At the same time, it opens the client up to the risk of fighting two battles in two separate battlegrounds, with the potential of disparate results — i.e., an injunction preventing the continued breach but no damages or vice-versa.

To avoid the scary scenario of being forced to proceed both in court and in arbitration for related disputes, be sure to narrowly tailor any carveouts for injunctive relief contained in your client’s arbitration provisions.
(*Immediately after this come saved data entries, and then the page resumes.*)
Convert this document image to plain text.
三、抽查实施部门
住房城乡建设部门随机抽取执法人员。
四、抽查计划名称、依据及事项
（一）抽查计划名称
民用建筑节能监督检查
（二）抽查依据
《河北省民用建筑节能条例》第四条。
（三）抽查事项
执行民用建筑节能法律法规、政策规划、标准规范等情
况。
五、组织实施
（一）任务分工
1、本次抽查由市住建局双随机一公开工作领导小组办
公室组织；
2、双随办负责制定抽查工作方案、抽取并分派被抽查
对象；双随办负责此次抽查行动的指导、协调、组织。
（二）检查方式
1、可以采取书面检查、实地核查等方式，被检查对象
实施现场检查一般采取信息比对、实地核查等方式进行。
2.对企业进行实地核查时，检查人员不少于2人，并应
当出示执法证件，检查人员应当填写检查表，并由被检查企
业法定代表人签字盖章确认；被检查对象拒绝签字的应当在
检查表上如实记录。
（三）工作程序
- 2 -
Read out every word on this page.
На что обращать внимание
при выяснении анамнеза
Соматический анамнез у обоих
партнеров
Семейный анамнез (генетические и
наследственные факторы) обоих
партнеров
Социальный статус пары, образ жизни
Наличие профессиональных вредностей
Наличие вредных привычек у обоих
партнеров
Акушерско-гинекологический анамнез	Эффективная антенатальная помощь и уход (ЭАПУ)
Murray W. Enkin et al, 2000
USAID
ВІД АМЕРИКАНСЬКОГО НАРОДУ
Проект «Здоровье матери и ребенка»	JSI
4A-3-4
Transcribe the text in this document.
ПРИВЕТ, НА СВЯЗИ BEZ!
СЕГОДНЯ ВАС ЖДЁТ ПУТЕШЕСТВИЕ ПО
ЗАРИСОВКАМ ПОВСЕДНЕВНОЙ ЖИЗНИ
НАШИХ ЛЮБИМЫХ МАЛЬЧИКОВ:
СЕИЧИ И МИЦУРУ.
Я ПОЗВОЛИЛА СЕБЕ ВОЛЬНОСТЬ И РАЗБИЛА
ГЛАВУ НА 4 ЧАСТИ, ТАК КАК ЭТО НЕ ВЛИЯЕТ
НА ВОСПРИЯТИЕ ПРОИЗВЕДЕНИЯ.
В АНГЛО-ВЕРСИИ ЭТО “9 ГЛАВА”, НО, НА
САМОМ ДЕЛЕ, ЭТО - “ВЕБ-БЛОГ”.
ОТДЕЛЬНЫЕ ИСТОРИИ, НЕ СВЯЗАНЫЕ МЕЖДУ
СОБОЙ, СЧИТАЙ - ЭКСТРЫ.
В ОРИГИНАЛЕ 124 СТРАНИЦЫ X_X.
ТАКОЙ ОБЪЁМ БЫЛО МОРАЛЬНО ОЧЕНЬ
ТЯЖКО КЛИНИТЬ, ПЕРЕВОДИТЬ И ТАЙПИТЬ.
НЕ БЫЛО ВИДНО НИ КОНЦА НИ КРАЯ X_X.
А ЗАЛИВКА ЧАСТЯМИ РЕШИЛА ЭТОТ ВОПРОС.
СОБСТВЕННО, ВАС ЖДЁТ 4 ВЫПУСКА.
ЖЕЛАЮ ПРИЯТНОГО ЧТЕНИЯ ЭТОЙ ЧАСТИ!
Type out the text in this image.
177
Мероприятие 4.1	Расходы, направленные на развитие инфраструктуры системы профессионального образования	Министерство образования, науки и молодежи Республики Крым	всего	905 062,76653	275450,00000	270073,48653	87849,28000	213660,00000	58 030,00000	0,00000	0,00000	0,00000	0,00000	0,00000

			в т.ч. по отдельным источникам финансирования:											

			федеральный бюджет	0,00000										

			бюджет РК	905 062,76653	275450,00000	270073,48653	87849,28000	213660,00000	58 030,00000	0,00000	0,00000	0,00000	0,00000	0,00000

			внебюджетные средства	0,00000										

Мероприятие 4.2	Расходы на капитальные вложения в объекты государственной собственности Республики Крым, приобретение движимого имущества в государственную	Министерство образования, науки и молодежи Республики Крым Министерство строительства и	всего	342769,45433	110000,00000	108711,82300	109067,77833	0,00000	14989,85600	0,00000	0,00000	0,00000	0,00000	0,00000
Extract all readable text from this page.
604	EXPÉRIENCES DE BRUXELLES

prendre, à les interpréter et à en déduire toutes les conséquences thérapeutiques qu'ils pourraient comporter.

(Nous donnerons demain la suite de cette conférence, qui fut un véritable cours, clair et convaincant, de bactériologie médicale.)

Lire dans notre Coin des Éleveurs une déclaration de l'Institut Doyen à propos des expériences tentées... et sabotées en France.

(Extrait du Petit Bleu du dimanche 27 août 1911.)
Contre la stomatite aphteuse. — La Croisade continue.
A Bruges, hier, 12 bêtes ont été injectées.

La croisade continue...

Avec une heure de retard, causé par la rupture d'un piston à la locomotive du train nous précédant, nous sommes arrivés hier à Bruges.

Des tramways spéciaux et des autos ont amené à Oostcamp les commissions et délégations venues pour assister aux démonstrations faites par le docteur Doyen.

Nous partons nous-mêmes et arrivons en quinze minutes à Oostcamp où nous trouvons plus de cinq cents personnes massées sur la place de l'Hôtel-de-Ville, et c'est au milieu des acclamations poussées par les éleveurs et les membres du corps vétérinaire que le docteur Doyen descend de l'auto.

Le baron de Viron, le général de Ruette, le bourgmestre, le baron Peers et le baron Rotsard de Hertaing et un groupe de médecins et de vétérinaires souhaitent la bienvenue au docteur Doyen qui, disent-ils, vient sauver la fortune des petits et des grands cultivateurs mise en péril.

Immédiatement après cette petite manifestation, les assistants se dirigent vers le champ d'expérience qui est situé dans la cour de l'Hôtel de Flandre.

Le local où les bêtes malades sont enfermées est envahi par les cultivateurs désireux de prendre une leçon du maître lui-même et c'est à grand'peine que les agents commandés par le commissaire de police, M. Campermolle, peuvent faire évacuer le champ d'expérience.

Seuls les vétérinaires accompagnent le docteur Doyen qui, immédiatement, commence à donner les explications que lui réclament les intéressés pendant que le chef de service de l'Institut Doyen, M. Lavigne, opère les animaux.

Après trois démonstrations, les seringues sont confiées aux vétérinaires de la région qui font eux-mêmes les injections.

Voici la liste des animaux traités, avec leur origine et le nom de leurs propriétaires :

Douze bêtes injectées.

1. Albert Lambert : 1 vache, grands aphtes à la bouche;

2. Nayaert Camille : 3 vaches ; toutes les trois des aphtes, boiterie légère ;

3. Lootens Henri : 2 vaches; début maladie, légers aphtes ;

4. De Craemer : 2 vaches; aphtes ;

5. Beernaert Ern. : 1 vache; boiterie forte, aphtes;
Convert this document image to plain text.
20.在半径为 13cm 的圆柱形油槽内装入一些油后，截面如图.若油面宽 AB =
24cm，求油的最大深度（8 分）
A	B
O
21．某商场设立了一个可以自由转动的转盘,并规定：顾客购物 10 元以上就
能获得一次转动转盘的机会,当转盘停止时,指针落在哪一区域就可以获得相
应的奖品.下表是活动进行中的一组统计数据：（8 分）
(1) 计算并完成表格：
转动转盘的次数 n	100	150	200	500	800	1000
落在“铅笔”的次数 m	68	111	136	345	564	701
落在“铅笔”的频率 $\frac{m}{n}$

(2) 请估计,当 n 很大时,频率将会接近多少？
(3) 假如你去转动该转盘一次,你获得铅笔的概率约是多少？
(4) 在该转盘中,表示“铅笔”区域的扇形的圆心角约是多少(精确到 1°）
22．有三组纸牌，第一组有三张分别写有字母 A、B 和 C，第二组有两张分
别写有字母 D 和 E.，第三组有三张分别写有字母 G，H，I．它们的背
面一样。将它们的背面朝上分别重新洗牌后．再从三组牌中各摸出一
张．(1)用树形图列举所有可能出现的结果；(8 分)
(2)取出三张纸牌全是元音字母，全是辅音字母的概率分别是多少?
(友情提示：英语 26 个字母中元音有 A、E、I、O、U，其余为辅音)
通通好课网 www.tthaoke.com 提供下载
[4] Another exception to the arbitrator deciding who is required to arbitrate occurs when there are non-parties to the agreement who are parties to the dispute. When a person who did not sign the agreement is a party to the dispute, a court can compel the non-signing person (called a nonsignatory) to participate in arbitration even if that party objects. There are five traditional theories that courts use to compel nonsignatories to participate in arbitration:

  1. Incorporation by reference;
  2. Assumption;
  3. Agency;
  4. Veil piercing/”alter ego”; and
  5. Estoppel.

Nonsignatories who fit within any one of these five theories are routinely compelled by courts to participate in arbitration of disputes even where they did not directly agree to arbitrate. The question of whether the dispute itself is arbitrable is left for the arbitrator to decide. It is important that parties to an arbitration agreement—and those nonsignatories who assume the rights under an arbitration agreement, are agents of parties to an arbitration agreement, are deemed to be an “alter ego” of a party to an arbitration provision, or benefit from an agreement containing an arbitration clause—are mindful of the language of the arbitration agreement to avoid the scary scenario of being forced to proceed both in court and in arbitration for related disputes.

DISCLAIMER: Because of the generality of this update, the information provided herein may not be applicable in all situations and should not be acted upon without specific legal advice based on particular situations.